Zimra has been struggling to collect revenue and the country’s revenue authority missed its target for the first half of the year due to the depressed formal economy. The revenue authority missed its target by 6 percent after collecting about U.S. $1,66 billion.

Zimbabwe's two Vice Presidents Emmerson Mnangagwa (L) and Phelekeza Mphoko (R) shake hands after taking the oath of office, 12 December 2014. Photo: ANP/EPA/Aaron Ufumeli
Zimbabwe’s two Vice Presidents Emmerson Mnangagwa (L) and Phelekeza Mphoko (R) shake hands after taking the oath of office, 12 December 2014. Photo: ANP/EPA/Aaron Ufumeli

To boost the country’s depleted coffers, Zimra advised that it will be targeting churches, which earn income through various projects and investments but the country’s Vice President remains unimpressed by the revenue authority’s proposals.

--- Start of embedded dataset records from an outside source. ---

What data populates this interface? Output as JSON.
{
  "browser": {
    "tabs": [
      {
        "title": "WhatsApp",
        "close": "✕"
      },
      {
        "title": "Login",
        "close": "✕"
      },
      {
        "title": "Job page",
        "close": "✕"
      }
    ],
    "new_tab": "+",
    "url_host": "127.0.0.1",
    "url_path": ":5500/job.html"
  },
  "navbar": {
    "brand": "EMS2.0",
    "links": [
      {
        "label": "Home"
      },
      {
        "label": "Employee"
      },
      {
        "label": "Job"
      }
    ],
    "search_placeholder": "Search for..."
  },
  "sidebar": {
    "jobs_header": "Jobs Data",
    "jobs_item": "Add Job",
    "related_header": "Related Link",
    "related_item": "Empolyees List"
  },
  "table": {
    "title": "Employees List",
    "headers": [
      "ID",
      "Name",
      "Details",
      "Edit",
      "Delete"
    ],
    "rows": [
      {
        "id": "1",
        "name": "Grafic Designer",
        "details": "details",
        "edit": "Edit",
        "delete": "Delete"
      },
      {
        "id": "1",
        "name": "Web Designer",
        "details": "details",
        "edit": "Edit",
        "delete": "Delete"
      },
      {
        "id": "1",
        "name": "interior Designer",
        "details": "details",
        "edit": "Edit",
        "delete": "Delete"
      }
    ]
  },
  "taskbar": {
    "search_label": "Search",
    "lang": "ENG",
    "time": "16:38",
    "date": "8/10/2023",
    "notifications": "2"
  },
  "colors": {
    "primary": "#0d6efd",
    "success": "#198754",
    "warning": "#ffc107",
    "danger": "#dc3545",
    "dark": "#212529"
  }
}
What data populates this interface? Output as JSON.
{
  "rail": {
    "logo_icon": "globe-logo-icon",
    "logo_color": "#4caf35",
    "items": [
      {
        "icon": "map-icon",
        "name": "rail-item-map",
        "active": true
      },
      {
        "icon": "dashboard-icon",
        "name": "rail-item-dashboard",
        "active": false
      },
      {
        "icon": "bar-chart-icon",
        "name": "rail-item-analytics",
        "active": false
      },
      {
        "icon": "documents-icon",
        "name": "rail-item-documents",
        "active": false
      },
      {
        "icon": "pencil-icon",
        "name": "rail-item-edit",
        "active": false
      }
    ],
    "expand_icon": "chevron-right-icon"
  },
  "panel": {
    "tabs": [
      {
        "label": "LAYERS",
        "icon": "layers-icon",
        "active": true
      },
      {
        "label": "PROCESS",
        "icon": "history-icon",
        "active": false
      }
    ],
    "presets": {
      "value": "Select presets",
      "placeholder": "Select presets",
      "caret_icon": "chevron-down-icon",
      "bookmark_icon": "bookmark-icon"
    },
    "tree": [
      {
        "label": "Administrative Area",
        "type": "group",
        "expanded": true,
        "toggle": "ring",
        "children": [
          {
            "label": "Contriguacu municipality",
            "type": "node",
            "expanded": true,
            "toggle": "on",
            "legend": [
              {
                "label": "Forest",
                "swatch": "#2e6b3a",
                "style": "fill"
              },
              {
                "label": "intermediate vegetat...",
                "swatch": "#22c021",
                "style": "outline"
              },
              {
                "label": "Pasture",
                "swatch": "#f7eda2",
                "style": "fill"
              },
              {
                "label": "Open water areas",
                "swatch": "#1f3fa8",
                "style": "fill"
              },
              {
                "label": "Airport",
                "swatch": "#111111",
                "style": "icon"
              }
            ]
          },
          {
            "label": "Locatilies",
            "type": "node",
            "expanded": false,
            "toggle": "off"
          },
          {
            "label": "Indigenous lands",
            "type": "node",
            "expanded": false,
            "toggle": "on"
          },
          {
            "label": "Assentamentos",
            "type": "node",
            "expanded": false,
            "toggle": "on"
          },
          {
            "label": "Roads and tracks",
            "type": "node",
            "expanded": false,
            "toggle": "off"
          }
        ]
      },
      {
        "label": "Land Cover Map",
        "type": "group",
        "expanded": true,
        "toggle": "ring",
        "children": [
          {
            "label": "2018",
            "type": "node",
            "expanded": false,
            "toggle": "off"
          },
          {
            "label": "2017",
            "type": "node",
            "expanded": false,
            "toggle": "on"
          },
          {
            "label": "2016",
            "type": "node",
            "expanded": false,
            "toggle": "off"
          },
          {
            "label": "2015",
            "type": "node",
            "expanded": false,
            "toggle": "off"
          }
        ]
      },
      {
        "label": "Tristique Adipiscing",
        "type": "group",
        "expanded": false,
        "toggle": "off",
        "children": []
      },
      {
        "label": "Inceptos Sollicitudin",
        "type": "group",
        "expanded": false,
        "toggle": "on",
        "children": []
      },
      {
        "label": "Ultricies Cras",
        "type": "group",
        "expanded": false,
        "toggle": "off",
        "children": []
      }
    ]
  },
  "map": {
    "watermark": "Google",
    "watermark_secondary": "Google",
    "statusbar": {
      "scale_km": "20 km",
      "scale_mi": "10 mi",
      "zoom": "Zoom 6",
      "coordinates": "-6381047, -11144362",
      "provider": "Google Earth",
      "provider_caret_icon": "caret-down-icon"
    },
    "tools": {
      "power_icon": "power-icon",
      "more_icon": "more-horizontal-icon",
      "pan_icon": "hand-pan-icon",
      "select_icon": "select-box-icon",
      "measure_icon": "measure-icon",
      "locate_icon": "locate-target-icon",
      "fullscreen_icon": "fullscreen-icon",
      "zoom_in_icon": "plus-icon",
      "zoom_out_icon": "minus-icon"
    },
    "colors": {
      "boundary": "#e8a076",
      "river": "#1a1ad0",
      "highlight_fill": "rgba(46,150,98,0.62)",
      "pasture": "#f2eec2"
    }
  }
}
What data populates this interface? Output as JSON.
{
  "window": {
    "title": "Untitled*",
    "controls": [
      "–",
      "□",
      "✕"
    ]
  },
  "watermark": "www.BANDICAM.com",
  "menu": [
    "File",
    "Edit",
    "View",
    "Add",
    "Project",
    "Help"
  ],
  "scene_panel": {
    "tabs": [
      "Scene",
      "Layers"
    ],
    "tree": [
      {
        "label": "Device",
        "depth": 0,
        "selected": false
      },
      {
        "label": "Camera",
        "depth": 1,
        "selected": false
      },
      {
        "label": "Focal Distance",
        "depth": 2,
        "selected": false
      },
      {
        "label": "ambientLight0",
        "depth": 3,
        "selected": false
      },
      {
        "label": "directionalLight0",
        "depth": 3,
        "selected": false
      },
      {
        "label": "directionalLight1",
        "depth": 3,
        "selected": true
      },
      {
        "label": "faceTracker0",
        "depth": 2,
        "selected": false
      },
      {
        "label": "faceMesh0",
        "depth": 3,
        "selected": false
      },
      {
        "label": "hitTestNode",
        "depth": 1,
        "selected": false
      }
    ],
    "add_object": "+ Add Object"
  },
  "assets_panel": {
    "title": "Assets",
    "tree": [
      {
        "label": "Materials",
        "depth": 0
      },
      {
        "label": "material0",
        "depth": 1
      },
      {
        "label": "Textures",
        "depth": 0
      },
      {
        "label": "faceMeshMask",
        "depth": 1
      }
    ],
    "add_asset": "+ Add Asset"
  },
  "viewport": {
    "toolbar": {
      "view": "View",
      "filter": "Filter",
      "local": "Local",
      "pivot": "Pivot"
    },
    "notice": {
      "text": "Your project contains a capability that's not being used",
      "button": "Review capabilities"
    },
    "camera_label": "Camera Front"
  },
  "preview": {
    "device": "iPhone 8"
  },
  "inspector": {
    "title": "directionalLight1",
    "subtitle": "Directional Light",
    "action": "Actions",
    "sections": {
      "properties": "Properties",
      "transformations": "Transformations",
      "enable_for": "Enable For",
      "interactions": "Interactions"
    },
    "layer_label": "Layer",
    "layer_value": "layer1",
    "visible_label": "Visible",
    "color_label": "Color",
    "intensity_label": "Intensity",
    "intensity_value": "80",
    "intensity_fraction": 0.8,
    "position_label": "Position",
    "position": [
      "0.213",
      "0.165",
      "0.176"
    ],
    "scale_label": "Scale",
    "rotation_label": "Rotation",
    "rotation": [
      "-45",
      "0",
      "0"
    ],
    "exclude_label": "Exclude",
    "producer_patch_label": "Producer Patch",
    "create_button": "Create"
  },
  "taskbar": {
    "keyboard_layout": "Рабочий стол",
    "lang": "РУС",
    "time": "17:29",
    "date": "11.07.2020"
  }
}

Voicing his disapproval, according to local reports, Mphoko said, “Churches in actual fact pay tithes to God and they have a way of doing it and therefore I believe taxing them is something strange. Churches should only pay tithes to God and as a Christian I don’t think it’s the right thing”.

“How do you tax churches? They pay tithes to God and you go on to tax them. I surely don’t understand that,” Mphoko queried.

However, the new law stipulates that the tithes and donations that churches receive will not be taxed.

Churches in Zimbabwe and in various countries in Africa have traditionally been exempted from paying tax because on the non-profit nature of their work, which complements government work.

However, the proliferation of churches, which are getting more involved in investment projects, deviating from their core mission, while taking advantage of loopholes in the taxation system prompted the new measures.